Personally, though, I practiced martial arts many years ago at a dojo that was inclusive (although we didn’t have the terminology then!) and I was a member at a CrossFit box for several years. I saw first-hand the effects of a welcoming atmosphere and an attitude of “let’s see how we can make this work best for this individual.” Both fitness facilities had members with a wide range of ages and abilities. I utilized various types of accommodations in both facilities as I needed them, but felt welcome and was a part of the fitness “family.”
How can RESNA members get involved in the Standards Committee on Inclusive Fitness?
That’s an easy answer—go fill out the membership application. My contact information is also there if you have questions about what you might be able to contribute. Volunteering is not a large time commitment; for most members the commitment is less than three hours in any month.
How have you benefited by volunteering within the RESNA community?

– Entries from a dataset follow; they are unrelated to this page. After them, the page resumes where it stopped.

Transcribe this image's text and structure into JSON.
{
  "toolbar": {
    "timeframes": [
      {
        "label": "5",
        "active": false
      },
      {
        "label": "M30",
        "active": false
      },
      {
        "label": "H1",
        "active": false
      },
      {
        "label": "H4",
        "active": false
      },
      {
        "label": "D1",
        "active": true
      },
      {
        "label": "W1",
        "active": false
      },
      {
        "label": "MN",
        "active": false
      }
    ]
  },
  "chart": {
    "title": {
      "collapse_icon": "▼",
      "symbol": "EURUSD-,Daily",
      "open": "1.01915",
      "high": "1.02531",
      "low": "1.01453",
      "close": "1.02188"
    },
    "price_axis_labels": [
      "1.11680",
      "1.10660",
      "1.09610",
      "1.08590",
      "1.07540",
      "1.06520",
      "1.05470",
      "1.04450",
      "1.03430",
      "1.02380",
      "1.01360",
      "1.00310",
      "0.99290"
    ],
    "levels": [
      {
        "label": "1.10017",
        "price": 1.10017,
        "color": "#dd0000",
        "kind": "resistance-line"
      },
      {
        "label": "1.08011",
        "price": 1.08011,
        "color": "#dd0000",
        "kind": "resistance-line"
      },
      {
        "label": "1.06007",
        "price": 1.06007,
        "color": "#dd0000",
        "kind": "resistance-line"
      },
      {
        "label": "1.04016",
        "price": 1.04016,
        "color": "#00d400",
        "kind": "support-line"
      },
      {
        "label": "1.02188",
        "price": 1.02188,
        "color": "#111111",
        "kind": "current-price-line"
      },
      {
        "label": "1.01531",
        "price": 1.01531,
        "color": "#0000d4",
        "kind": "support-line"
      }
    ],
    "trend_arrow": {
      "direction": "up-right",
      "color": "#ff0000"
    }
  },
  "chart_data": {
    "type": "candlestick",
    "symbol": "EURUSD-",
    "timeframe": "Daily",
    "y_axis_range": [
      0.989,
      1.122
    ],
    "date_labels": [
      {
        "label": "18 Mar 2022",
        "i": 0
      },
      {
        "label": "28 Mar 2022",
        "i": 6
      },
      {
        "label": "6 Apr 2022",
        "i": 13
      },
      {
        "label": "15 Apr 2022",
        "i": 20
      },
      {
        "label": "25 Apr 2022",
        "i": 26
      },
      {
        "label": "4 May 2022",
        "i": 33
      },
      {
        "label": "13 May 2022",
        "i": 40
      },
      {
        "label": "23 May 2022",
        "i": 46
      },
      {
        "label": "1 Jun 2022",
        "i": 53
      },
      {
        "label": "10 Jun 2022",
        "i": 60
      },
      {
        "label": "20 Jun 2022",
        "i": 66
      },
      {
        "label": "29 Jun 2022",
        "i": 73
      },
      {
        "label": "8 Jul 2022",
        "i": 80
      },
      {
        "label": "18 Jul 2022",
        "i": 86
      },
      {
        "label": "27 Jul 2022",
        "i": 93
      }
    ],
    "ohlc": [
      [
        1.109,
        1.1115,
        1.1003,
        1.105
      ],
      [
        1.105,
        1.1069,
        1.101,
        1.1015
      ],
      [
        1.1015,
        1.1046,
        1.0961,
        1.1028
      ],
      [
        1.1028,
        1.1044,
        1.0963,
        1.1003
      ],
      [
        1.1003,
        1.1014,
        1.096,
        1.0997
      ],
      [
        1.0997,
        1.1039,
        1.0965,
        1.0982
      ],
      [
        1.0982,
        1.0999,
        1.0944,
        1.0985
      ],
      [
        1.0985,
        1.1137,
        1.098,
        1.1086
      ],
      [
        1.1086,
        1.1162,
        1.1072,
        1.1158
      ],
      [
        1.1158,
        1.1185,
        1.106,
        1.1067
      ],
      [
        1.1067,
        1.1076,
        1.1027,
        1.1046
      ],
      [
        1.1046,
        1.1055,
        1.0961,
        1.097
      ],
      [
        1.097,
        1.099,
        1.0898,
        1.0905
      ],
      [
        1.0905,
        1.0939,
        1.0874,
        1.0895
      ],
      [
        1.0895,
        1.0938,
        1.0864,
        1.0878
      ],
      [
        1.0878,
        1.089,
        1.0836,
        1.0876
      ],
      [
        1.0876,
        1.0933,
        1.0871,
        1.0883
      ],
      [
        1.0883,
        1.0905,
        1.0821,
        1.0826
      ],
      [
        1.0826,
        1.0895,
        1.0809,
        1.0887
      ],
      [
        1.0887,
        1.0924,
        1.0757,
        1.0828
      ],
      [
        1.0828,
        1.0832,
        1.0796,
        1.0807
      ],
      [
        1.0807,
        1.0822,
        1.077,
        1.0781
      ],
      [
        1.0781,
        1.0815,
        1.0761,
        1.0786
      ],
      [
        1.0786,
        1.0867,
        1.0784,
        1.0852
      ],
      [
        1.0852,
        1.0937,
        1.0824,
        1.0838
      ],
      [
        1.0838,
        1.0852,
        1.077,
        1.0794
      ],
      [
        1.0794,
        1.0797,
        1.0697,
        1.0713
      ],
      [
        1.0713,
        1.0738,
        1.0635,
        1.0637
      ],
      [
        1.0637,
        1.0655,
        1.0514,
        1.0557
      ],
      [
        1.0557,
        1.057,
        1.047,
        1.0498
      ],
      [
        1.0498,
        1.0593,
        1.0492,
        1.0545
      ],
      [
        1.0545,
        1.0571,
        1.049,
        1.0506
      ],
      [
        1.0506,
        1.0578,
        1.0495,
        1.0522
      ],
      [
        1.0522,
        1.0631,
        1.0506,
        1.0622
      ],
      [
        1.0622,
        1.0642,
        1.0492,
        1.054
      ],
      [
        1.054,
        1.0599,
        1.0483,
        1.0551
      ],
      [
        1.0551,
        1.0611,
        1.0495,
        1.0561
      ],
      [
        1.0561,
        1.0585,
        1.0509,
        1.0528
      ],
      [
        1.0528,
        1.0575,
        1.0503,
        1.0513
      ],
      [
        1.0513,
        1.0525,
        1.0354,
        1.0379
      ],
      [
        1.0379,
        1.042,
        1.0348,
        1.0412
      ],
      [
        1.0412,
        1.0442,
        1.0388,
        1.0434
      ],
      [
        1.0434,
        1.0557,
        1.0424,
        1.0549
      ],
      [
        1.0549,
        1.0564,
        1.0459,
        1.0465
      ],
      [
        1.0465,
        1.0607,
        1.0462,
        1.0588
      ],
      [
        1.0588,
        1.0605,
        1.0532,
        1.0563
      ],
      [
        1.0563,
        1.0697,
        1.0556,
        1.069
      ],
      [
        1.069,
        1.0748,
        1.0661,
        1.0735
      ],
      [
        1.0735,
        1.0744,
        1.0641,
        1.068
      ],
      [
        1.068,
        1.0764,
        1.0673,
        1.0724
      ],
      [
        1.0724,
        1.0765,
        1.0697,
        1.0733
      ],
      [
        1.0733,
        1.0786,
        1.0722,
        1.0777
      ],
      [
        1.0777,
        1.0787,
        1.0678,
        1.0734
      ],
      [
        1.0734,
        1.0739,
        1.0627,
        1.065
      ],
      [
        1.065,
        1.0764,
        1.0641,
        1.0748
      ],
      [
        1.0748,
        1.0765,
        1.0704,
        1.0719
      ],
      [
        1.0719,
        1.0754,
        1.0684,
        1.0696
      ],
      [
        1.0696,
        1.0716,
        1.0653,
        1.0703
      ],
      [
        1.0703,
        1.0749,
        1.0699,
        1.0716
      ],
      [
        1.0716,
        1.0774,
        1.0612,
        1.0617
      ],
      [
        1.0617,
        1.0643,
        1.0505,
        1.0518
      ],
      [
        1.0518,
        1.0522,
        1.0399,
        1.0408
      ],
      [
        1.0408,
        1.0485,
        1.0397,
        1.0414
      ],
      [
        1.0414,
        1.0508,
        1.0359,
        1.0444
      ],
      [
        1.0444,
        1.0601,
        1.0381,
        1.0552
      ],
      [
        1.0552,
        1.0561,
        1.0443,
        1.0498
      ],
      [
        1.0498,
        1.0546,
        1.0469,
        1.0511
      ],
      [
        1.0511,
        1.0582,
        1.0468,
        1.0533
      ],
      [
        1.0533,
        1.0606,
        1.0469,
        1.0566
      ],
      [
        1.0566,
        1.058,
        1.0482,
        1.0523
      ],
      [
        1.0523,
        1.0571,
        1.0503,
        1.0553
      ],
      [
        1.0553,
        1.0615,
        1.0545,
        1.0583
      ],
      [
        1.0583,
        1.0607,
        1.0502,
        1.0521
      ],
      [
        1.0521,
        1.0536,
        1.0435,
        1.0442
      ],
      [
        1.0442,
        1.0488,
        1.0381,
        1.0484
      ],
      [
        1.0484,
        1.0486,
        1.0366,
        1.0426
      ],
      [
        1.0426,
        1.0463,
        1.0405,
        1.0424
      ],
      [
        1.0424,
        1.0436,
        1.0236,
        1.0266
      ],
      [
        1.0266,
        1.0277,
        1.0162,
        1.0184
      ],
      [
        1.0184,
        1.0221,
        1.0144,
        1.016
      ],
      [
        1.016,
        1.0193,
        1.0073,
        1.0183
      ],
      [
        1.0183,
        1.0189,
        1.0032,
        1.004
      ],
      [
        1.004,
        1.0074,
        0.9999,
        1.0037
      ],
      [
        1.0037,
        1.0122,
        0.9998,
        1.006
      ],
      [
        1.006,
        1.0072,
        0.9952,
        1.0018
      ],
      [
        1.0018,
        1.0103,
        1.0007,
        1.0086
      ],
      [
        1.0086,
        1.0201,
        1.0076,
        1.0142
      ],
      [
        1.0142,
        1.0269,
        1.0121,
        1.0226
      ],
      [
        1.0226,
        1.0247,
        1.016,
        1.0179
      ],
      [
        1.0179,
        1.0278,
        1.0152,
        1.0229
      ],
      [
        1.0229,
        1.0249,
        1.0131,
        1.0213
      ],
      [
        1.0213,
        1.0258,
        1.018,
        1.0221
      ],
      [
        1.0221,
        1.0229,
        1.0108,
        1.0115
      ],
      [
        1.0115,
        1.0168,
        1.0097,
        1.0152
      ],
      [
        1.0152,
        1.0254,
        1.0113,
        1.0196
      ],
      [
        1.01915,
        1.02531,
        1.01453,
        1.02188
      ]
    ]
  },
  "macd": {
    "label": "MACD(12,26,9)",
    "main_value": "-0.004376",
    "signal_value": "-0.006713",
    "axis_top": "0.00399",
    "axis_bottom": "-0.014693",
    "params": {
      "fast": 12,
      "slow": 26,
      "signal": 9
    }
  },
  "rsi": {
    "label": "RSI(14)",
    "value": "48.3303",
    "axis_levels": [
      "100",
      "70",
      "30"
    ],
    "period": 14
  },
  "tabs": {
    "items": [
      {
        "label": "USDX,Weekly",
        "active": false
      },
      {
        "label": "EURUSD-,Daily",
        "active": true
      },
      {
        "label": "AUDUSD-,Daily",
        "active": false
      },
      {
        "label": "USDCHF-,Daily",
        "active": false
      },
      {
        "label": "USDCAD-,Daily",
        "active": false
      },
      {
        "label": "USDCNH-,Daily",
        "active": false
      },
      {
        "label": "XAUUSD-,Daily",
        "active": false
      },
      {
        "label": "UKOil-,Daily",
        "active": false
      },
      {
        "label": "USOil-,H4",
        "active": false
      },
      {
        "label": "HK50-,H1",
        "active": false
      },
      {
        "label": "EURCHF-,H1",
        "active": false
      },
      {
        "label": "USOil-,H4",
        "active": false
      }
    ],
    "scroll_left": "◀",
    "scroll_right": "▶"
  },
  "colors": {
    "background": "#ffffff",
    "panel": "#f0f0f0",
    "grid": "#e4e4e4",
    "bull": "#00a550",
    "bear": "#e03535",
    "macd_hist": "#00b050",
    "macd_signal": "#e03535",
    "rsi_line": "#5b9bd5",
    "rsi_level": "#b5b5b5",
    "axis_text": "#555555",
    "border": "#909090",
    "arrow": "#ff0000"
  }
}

I am constantly learning from my fellow committee members! I am also looking forward to learning more about what a larger number of people with impairments and disabilities want to know about fitness centers. We plan to put out a survey soon regarding which information about inclusive fitness centers to provide (and where!) so that people with disabilities and impairments can most easily find inclusive fitness centers that meet their needs.
Do you have advice for others looking to get involved in RESNA’s standard committees or other volunteer opportunities?
Reach out to the committee chair and dive in! Be willing to learn from your fellow committee members, but don’t be intimidated. If you’re passionate about a subject, you probably have a lot of valuable information and ideas to contribute.